Sabah ne zaman oluyor, akşama ne ara dönüyor, aradaki zaman neremize kaçıyor? Eh, insan o akselerasyona bir kez kaptırmaya görsün,
amok koşucusundan beter bir şeye dönüşebiliyor. Mümkün olsa kendimi bile zaplayacağım. Hatta mümkün olsa, en önce kendimi zaplayacağım. Gelin görün ki bizim kumandamız başkasının elinde. Ben de ne yapayım, yine TV kumandasından medet umuyorum. Bu haftanın kliptomanı, yüksek müsaadenizle huzura, bir zap senfonisi şeklinde geliyor...
Seden Gürel & Keremcem
Ters açıdan küçük bir aşk masalı
İki gün sonra dolu dolu 34 yaşını idrak edecek bir kadın olarak -benim başıma geleceğine hiç ihtimal vermezdim ya, versem iyi edermişim- resmen Aysel Gürel tonundan çalar oldum. Bugüne -bugün çocukluk yaşlarını saymazsanız- benden en az 10 yaş büyük olmayan erkeklere gözümün ucuyla bakmış değilim. Fakat biz o "bugüne bugün"e artık "bugüne dün" diyelim dilerseniz, zira kadınların yaşı ilerledikçe gözünün kıyı-kenar kıtır delikanlılara kayması, meğer taş gibi bir gerçeklikmiş. Söylerlerdi, inanmazdım. Yani inanırdım da?.. Dedim ya, kendime kondurmazdım. Oluyormuş azizim. İlk gençlik yaşlarımda Sezen Aksu-Özdemir Erdoğan düetinden dinlediğimiz ve şahsen hayatımın soundtrack’inde "Top 100" arasına rahat koyacağım şarkılardan biri olan Küçük Bir Aşk Masalı, şimdilerde "ters açı"dan bir icrayla müzik kanallarında dönüyor ya, şahsen mükemmel zamanlama mı, mukadderat mı, ne diyeyim bilemedim. Seden Gürel ve Keremcem’in düet performanslarından oluşan maxi single’ın çıkış parçası olan Küçük Bir Aşk Masalı cover’ında Özdemir Erdoğan’ın "olgun" sözlerini terennüm etmek Seden Gürel’e, vaktiyle Sezen Aksu’nun "Yaşımız genç diye hakir görme, bizimki de yürektir, sever" tadındaki sözlerini seslendirmek de Keremcem’e düşüyor.

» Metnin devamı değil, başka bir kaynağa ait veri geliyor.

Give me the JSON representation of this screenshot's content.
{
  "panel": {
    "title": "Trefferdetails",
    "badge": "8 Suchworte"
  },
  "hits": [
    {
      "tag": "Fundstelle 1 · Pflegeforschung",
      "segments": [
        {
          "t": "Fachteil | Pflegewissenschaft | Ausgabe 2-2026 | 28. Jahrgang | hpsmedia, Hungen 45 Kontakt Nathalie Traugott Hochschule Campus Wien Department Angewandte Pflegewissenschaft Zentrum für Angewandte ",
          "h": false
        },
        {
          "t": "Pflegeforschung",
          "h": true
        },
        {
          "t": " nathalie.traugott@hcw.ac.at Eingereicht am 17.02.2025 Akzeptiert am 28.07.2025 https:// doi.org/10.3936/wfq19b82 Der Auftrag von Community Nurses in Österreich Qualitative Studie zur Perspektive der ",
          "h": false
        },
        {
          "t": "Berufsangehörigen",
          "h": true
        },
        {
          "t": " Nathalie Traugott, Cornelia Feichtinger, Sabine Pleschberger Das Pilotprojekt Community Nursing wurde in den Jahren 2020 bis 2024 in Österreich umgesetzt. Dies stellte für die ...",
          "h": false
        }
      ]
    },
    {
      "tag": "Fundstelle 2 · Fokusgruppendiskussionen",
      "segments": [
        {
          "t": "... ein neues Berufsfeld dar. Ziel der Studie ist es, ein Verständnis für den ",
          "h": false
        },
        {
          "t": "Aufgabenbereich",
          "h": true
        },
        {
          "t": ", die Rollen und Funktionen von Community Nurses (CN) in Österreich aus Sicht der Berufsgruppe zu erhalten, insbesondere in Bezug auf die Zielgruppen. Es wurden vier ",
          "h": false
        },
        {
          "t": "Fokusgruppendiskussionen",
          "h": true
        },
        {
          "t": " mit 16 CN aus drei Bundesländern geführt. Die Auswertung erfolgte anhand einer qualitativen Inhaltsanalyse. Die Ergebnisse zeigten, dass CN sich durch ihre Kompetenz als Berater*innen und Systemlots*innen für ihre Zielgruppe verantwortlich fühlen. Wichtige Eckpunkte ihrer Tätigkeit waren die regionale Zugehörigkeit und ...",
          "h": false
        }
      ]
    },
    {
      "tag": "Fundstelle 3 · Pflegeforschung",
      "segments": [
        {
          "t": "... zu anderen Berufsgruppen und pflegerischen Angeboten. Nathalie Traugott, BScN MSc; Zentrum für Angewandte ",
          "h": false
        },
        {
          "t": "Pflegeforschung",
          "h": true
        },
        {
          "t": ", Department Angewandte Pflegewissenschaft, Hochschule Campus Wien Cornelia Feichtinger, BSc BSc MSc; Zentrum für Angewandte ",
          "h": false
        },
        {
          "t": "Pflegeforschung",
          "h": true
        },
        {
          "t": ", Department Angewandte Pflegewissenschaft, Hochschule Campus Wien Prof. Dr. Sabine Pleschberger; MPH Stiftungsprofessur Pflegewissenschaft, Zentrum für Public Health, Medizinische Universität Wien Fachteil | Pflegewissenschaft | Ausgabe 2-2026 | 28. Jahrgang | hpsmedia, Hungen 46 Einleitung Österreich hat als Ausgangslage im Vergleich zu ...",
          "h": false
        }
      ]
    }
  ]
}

Bir olgun kadın-genç erkek aşkı, Kubilay Kasap’ın yönettiği sade bir kliple huzura geliyor. Seden Gürel ve Keremcem, zamanlama hatasından mustarip bir aşkın, zamanı aşmış, modası geçmez şarkısını, orkestra elemanlarını görmezden gelecek olursak, soyutlanmış, romantik bir ortamda, birbirlerinin gözlerinin içine bakarak söylüyor.

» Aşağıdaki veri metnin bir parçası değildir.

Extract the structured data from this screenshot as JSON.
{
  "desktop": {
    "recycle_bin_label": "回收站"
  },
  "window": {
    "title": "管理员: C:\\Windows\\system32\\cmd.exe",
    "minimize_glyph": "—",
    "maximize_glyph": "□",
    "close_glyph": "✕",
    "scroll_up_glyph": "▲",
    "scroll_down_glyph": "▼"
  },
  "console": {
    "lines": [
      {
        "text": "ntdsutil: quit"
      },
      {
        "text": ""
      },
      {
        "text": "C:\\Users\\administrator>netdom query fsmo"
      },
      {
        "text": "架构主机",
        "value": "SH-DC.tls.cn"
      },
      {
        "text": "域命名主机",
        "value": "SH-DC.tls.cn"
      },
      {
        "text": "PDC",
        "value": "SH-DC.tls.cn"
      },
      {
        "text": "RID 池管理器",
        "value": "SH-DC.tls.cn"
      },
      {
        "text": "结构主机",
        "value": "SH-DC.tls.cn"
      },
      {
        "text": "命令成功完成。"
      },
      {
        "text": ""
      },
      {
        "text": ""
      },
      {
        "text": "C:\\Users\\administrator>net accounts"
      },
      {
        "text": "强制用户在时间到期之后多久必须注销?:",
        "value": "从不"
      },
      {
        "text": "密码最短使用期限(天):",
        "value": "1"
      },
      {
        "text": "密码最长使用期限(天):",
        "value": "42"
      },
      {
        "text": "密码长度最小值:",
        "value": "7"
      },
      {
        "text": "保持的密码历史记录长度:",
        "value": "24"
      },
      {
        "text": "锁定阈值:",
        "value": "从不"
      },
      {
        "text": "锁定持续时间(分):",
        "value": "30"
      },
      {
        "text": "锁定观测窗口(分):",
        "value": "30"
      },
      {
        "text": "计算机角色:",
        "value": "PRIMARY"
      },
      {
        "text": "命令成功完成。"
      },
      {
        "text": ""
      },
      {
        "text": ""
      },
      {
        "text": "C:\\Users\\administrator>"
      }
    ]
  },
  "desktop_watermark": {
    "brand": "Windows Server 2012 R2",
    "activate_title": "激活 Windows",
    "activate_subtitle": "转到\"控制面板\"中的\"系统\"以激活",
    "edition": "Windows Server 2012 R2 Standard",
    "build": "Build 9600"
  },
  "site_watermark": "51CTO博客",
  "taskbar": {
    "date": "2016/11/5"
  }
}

Güzel bir noktaya parmak basılmış. Olgun kadınların genç erkeklerle aşka düşme hakkı engellenemez. İki günde bir genel af ilan edilen bir ülkede, ayıptır yani, bir tek aşıklara genel af çıkmıyor. Esefle karşılıyoruz, insan hicap duyuyor. (Bakalım 54’ümüzde ne hállere düşeceğiz!!!)
KUTSİ
Klip aleminin yeni ressamı
Pop şarkıcılarının komple sanatçı olma iddialarından kaynaklanan bir durum mudur bu bilemem ama klip áleminde, ressam rolüne soyunan şarkıcıların kliplerinden ayrı bir kategori oluşturmak herhálde pekálá mümkündür. Sibel Alaş’ın, Cenk Eren’in filan ardından şimdi de ikinci albümü Sanane’den klip çekilen üçüncü parça olan Geçer’de, Kutsi, elinde fırça, bir evin duvarına, sevdiği kadının portresini yapıyor.
Kutsi, piyasada parlayan "yeni" erkek sanatçılarda addettir ya; ya Tarkan’a, ya Mustafa Sandal’a ya da Kenan Doğulu’ya benzetilmek, işte o anlamda Kutsi, Mustafa Sandal klonu muamelesi görüyor. Şahsen kendilerinin şimdiye kadar Petek Dinçöz’le tango yapmak haricinde bir dans ilahı edasıyla kıvırttığını görmüş değilim. Müzikal açıdan nesi benziyor, onu da anlayabilmiş değilim. İlk klibinde taktığı gözlüklerin payı olsa gerek...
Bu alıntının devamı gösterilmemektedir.